Tonight is Shavuot, the holiday that marks the giving of the Torah and the beginning of a collective Jewish history. It’s the peak moment that follows the Exodus, in which a band of freed slaves become something more: free, filled with divine purpose, and fully committed to a holy vision of the world. It is from this encounter that humanity first received the notion that all human beings are created equal. It is from this encounter that we developed the practice of a weekly day of rest. And it is from this encounter that the ultimate vision of a world without war began to emerge.
Every year on this date we relive that encounter. Jews around the world stay up all night studying and celebrating the Torah, our tradition of Bible, Mishna, Talmud, law, legend, mysticism, and our own new insights, the ones that occur to us as we pore over texts and notice anomalies and wonder about how the ancient words apply to our own lives. Finally, at dawn, we receive the Torah again. We renew the covenant with the Divine. We are filled with renewed inspiration and vigor, ready to continue in our mission of healing the world.
This year, I feel profound doubt in this process. It is not because we are in quarantine and can not attend synagogue, where the morning service usually takes place. That is a challenge, but I have faith in our unity even in quarantine.
It is not because, as some argue, our generation is somehow diminished in our distance from the original encounter at Sinai. I have faith in our intrinsic holiness.
And it is not because of the recent rise of antisemitism. I have faith in Jewish history, and know that we have faced far worse moments before this.
My doubts about the Shavuot encounter come from another place: Minneapolis, Minnesota.
In that place, just a few days ago, a human being, created in the image of the Divine, was murdered by police, and it was captured on camera. It is difficult to watch. You have seen the images, the police officer kneeling on a man’s neck. The man pleading for air, then losing consciousness. And you know the rest of the story: the death of the man, George Floyd, who was sought by police for a nonviolent crime of forgery. The citizens standing around watching, perhaps frozen into submission by the authority of the police, perhaps indifferent. The rage, grief, and horror these images evoke in me are too familiar.

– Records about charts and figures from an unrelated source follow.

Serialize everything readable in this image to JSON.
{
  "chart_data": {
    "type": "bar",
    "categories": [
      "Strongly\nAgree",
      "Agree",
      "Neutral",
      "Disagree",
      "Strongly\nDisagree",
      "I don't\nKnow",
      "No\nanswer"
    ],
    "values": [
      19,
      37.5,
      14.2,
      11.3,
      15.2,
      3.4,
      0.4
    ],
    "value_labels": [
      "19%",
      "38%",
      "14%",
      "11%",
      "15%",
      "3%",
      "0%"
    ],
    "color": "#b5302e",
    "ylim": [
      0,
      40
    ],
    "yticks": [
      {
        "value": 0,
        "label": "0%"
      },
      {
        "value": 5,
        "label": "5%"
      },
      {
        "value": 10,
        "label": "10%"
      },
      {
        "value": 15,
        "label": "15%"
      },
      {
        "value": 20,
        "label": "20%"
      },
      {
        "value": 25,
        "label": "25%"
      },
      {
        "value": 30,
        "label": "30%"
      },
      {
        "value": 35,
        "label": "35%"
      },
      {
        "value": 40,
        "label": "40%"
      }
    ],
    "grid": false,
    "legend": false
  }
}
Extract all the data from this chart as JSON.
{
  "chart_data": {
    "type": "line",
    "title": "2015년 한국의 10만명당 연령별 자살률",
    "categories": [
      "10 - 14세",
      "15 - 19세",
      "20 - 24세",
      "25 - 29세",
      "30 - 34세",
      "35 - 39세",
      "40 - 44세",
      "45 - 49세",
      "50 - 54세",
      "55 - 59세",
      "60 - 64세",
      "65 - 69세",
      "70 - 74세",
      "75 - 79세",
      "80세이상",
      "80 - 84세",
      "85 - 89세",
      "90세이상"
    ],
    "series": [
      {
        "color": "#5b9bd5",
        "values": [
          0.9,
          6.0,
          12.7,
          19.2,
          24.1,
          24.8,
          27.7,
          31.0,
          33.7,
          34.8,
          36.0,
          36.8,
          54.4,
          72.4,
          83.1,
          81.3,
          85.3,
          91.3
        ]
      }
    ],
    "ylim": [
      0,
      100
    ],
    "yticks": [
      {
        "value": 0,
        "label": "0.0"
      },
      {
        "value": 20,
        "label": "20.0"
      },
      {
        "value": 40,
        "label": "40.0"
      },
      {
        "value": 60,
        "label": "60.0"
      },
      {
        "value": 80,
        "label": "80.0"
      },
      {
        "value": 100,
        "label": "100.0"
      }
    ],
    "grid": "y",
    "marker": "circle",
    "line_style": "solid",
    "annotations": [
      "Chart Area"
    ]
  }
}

I am afraid. I am afraid that a land in which this can happen is unworthy of Sinai. Why would God ever want to visit us in this morally forsaken place? Perhaps we will wait all night, only to find an empty dawn — no renewed revelation, no renewed covenant. Silence. A silence of protest.
There is only one thing that gives me hope as we prepare for Shavuot. It is a midrash, an old legend, about the first encounter at Sinai. Listen:
Rabbi Yehoshua ben Levi said: When Moses ascended on High to receive the Torah, the ministering angels protested before the God: The Torah is a hidden treasure, and you seek to give it to flesh and blood? God said to Moses: Provide them with an answer as to why the Torah should be given to the people. Moses said: What is written in the Torah? “I am the Lord your God Who brought you out of Egypt from the house of bondage”. Moses said to the angels: Did you descend to Egypt? Were you enslaved to Pharaoh? Why should the Torah be yours? “Remember the Shabbat day to sanctify it”. Do you perform labor that you require rest from it? “Do not swear falsely”. Do you conduct business with one another that you might come to swear falsely? “Honor your father and your mother”. Do you have fathers or mothers to honor? “You shall not murder, you shall not commit adultery, you shall not steal”. Is there jealousy among you, or is there an evil inclination within you that would render these commandments relevant? Immediately they agreed with the Holy One, Blessed be He, that He made the right decision to give the Torah to the people.
The only reason we received the Torah in the first place is that we are human. It is our fragility, our mortality – our flaws – which justify the revelation.
The Torah was not given to us as a reward. It was given to us as a challenge, and a tool with which to meet that challenge. The challenge is to create a world of justice and compassion, in which every human being is treated with dignity, equality, and reverence. We have not succeeded in the task. To live in a society in which a man can be asphyxiated in public is a condemnation of all our professed values. We cannot approach Sinai with any sense of entitlement. We cannot engage with the Divine with complacency. We must approach that mountain with trepidation, urgency, and humility, and with the image of George Floyd at the forefront of our minds.
Are we worthy? We are not. But perhaps that is why we will hear the voice of the Divine at dawn tomorrow. Perhaps the painful urgency of our need, the reality of our failures, a sense of pity, will open the gates of heaven. Perhaps this time we will know what to do with the Torah we are given.